The multidistrict In Re: Apple Inc. Device Performance Litigation has concluded following Judge Edward J. Davila’s approval of the class settlement on Wednesday. The court ruled that the settlement was fair, reasonable, and adequate given the case’s history and Apple’s potential liability for iPhones that allegedly experienced diminished performance as a result of proprietary operating system updates.
The order recounted that news of the phones’ performance flaws came to light in December 2017. Reportedly, between then and June 2018, 66 class action complaints were filed around the country, and four in California state courts. The federal cases were consolidated in 2018 and, like the state cases, proceeded through rounds of dismissal briefing and extensive discovery, wherein Apple produced more than 7 million documents.

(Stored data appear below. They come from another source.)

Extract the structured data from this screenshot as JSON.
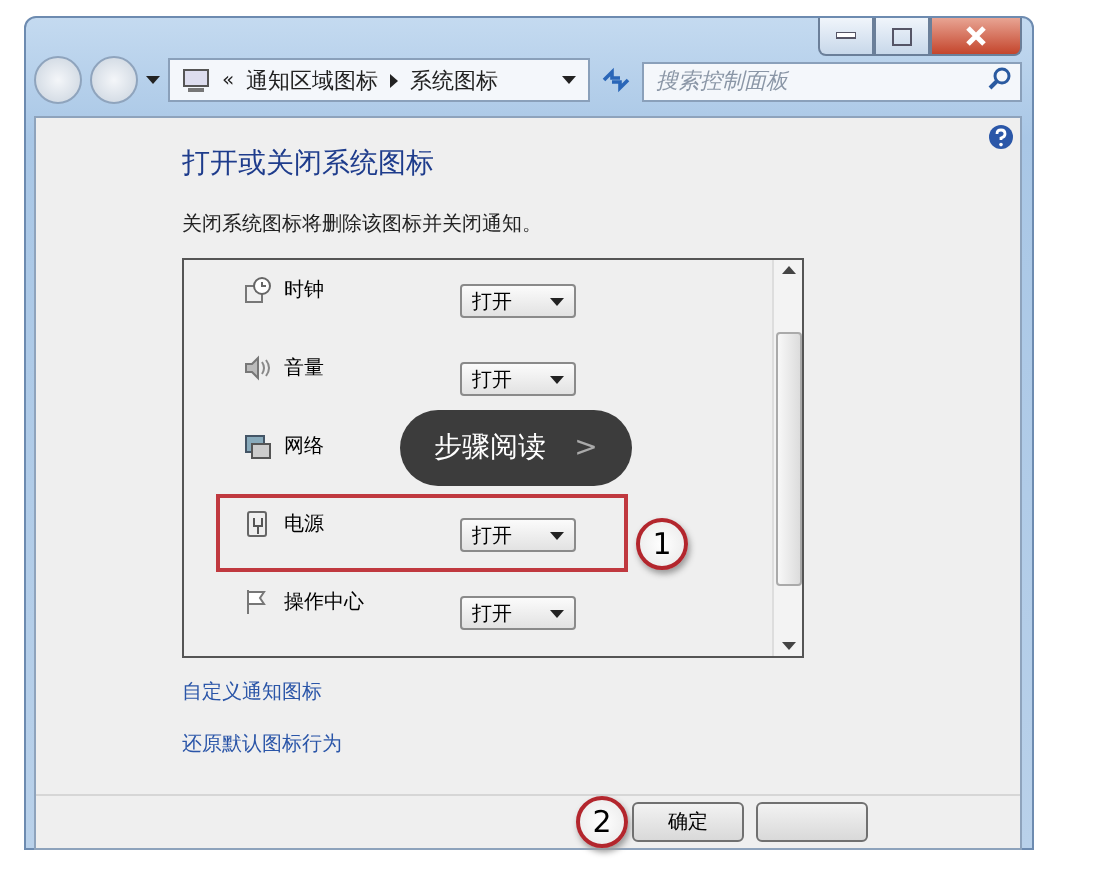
{
  "address_bar": {
    "overflow": "«",
    "crumbs": [
      "通知区域图标",
      "系统图标"
    ]
  },
  "search": {
    "placeholder": "搜索控制面板"
  },
  "heading": "打开或关闭系统图标",
  "description": "关闭系统图标将删除该图标并关闭通知。",
  "icons": [
    {
      "kind": "clock",
      "name": "时钟",
      "value": "打开",
      "highlighted": false
    },
    {
      "kind": "volume",
      "name": "音量",
      "value": "打开",
      "highlighted": false
    },
    {
      "kind": "network",
      "name": "网络",
      "highlighted": false
    },
    {
      "kind": "power",
      "name": "电源",
      "value": "打开",
      "highlighted": true,
      "marker": "1"
    },
    {
      "kind": "flag",
      "name": "操作中心",
      "value": "打开",
      "highlighted": false
    }
  ],
  "overlay": {
    "label": "步骤阅读",
    "arrow": ">"
  },
  "links": [
    "自定义通知图标",
    "还原默认图标行为"
  ],
  "buttons": [
    {
      "kind": "labelled",
      "label": "确定",
      "marker": "2"
    },
    {
      "kind": "blank"
    }
  ]
}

The parties began settlement negotiations in September 2019, and the discussions concluded in February last year, when the parties reached an agreement. As previously reported, the class settlement provides for a non-reversionary minimum cash sum of $310 million, with a maximum of $500 million, depending on attorneys’ fees and expenses, named plaintiff service awards, notice expenses, and the aggregate value of approved claims. During the claims period, more than 3.25 million claims were submitted out of more than 90 million potential claims, Judge Davila noted.

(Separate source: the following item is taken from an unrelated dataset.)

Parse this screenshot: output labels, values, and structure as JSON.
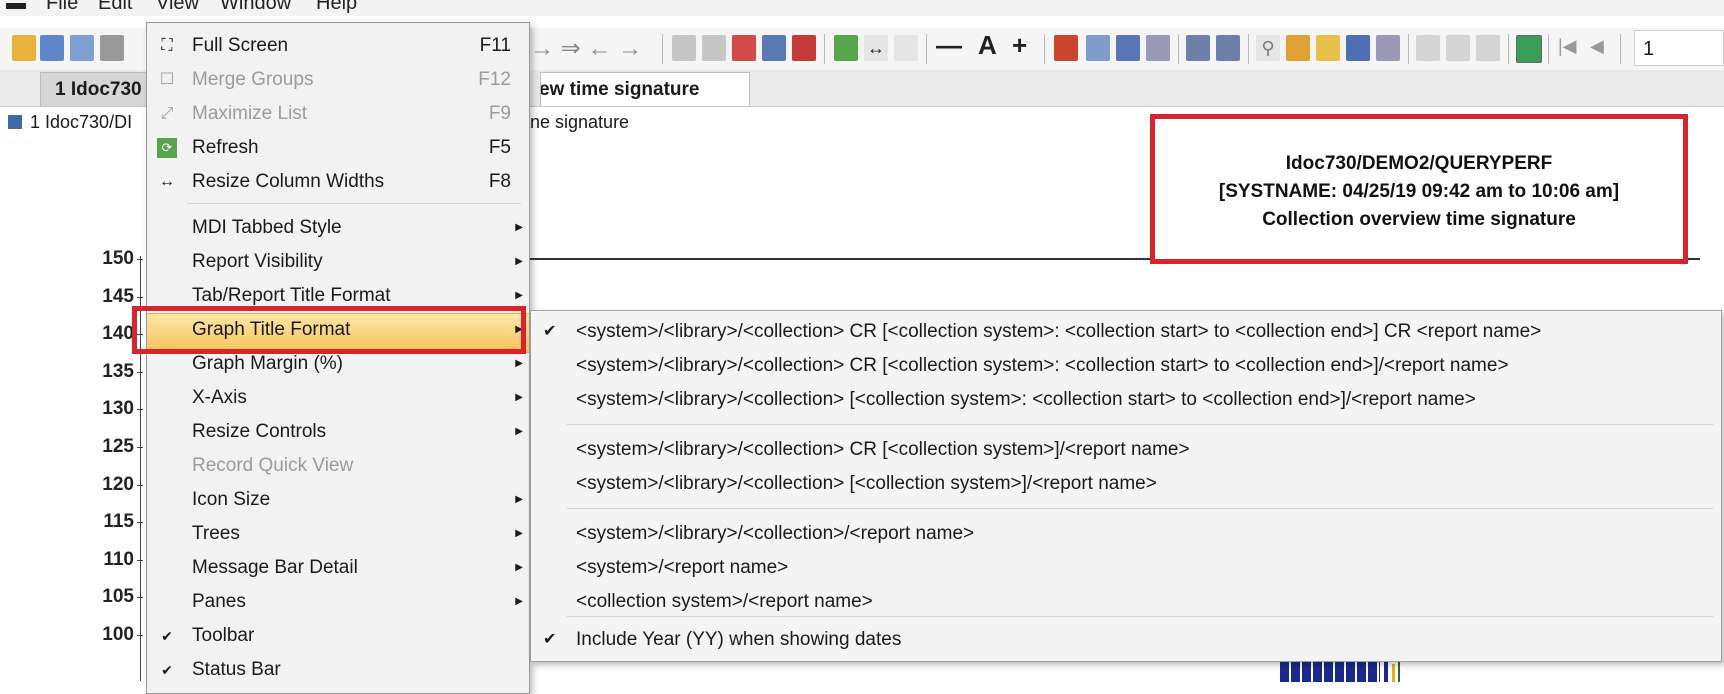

In approving the comprehensive settlement, and among other considerations, the court determined that the figure was within the range of reasonableness, citing an analysis conducted by the plaintiffs’ consultant. The calculation showed that had the plaintiffs fully prevailed on all of their remaining claims, damages would have amounted to between $18 and $46 per iPhone.
The court explained that although the information initially presented in support of this calculation was thin, the plaintiffs submitted a supplemental brief shortly after the Dec. 4, 2020 hearing. Therein, the plaintiffs described their methods, including an explanation of their expert economist’s regression analysis that used “actual sales data in the secondary market for both the resale value of eligible devices during the relevant period and resale of previous models of iPhones.”
A number of objectors argued that the amount of compensation promised by the settlement was too low, but the court overcame those arguments after finding that the settlement met the Federal Rule of Civil Procedure prerequisites. Ultimately, Judge Davila found a “strong evidentiary basis” weighing in favor of approval of the $310 million sum.
In its Thursday order regarding the plaintiffs’ motion for attorneys’ fees, service awards and expenses, the court awarded $80.6 million in attorneys’ fees out of the $87.73 million requested.